Samsung Electronics America spent virtually nothing on the Internet last year. This year, it intends to splurge more than $5 million on online marketing calculated to yield 350 million impressions a month across the Web.

The online effort is part of an overall $400 million worldwide television, radio, print and outdoor campaign taglined “DigitAll Experience. Everyone's invited.” It aims to reposition Samsung as a serious player in digital convergence and possibly unseat rival Sony Corp. from dominance in U.S. consumer electronics.

“It simply means that we understand the value of the demographics of adoption in a new generation of the knowledge economy,” said Peter Weedfald, vice president of strategic marketing and new media at Samsung Electronics America, Ridgefield Park, NJ.

Developed by advertising agency Foote, Cone & Belding, the Samsung television campaign will focus on how the marketer's portfolio of products meets changing needs of consumers.

Similarly, online, print and billboards ads, created by Samsung-owned Cheil Communications America, will deliver specific offers. Online tactics include sponsorships, banners, coupons, sweepstakes, real-time audio and video, interstitials and channel-related Web offers.

“We want to build affinity and direct opportunities,” Weedfald said.

The South Korean marketer has bought media on 57 major Web sites. The list includes CNET, Forbes.com, Fortune.com, BusinessWeek.com, CNN.com, CBS.SportsLine.com, CarandDriver.com, Elle.com, roadandtrack.com, premiere.com, people.com, dealerscope.com, pcmag.com and pcworld.com.

Sites of popular radio stations are also part of the media plan.

The choice of sites was not as straightforward as it seems.

After research and analysis of the market opportunities, Weedfald matched that information with the various Samsung divisions, their products and their typical distribution channels.
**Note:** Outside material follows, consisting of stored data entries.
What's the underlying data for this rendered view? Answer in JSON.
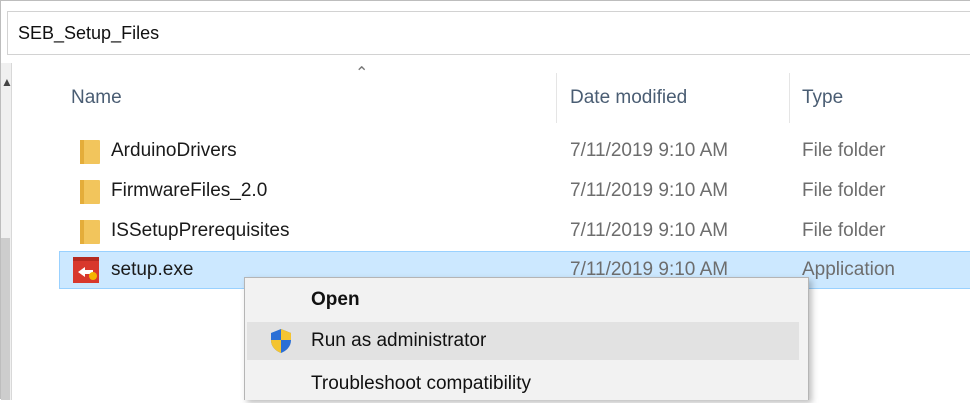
{
  "window": {
    "path": "SEB_Setup_Files"
  },
  "columns": {
    "name": "Name",
    "date": "Date modified",
    "type": "Type"
  },
  "files": [
    {
      "name": "ArduinoDrivers",
      "date": "7/11/2019 9:10 AM",
      "type": "File folder",
      "icon": "folder-icon"
    },
    {
      "name": "FirmwareFiles_2.0",
      "date": "7/11/2019 9:10 AM",
      "type": "File folder",
      "icon": "folder-icon"
    },
    {
      "name": "ISSetupPrerequisites",
      "date": "7/11/2019 9:10 AM",
      "type": "File folder",
      "icon": "folder-icon"
    },
    {
      "name": "setup.exe",
      "date": "7/11/2019 9:10 AM",
      "type": "Application",
      "icon": "exe-icon",
      "selected": true
    }
  ],
  "context_menu": {
    "items": [
      {
        "label": "Open",
        "bold": true
      },
      {
        "label": "Run as administrator",
        "icon": "shield-icon",
        "hover": true
      },
      {
        "label": "Troubleshoot compatibility"
      }
    ]
  },
  "colors": {
    "selection": "#cce8ff",
    "selection_border": "#99d1ff",
    "folder": "#f2c55c",
    "header_text": "#4a5d73"
  }
}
Then he met with the respective division heads and sales and marketing executives to understand their objectives for the year.

Weedfald married the learning from such conversations with the targeted sites' impressions and unique traffic numbers to craft a strategy.

Advertising units on these sites cover a variety of banner sizes with templates for 18 programs. So Samsung had readied banners for Father's Day, Fourth of July, Christmas and New Year's, to name a few. All that needs to be done is insert the pertinent product.

“The placements mostly are above-the-fold, 24 hours a day, 365 days a year,” Weedfald said. “This is 100 percent static, staid, nobody has parity with Samsung 24 hours a day on the home page [of the sites running the ads].”

Creative in 12 to 14 executions will tout products in the convergence, entertainment and mobile areas. Featured products include LCD cell phones, portable DVD players, set-top boxes, MP3 players, CD-ROMs, LCD monitors, home theater systems, digital TV sets and an Internet fridge.

Samsung currently is asking consumers to click through on banners and buttons to gain information on the new plasma screen TV or to buy via Sprint the latest Samsung cell phone.

Unlike Sony's SonyStyle.com venture, Samsung has little intention of adding e-commerce to its manufacturing role.

Weedfald said it is difficult to sell products directly as a single manufacturer.

“The reason Home Depot works,” he said, “is the large emporium of different choices of brands and products. Same with Best Buy, same with Sears.”

In many instances, Samsung will ask consumers to submit contact information for more personalized marketing.

This permission-based marketing will come into its own as Samsung next month begins integrating various retail partners in the online marketing programs. Weedfald claims he has the addresses and ZIP codes of every store in the United States that sells Samsung products.

“I can match that to anyone in my database of opt-in permission-based e-mail addresses so that I can actually deliver targeted offers,” he said.

Until last year, Samsung had no consumer e-mail database to speak of. While Weedfald would not disclose the current size of the database, he expects it to grow exponentially because of this campaign.

“We're hoping that we're building something here that we can repeat year after year,” he said.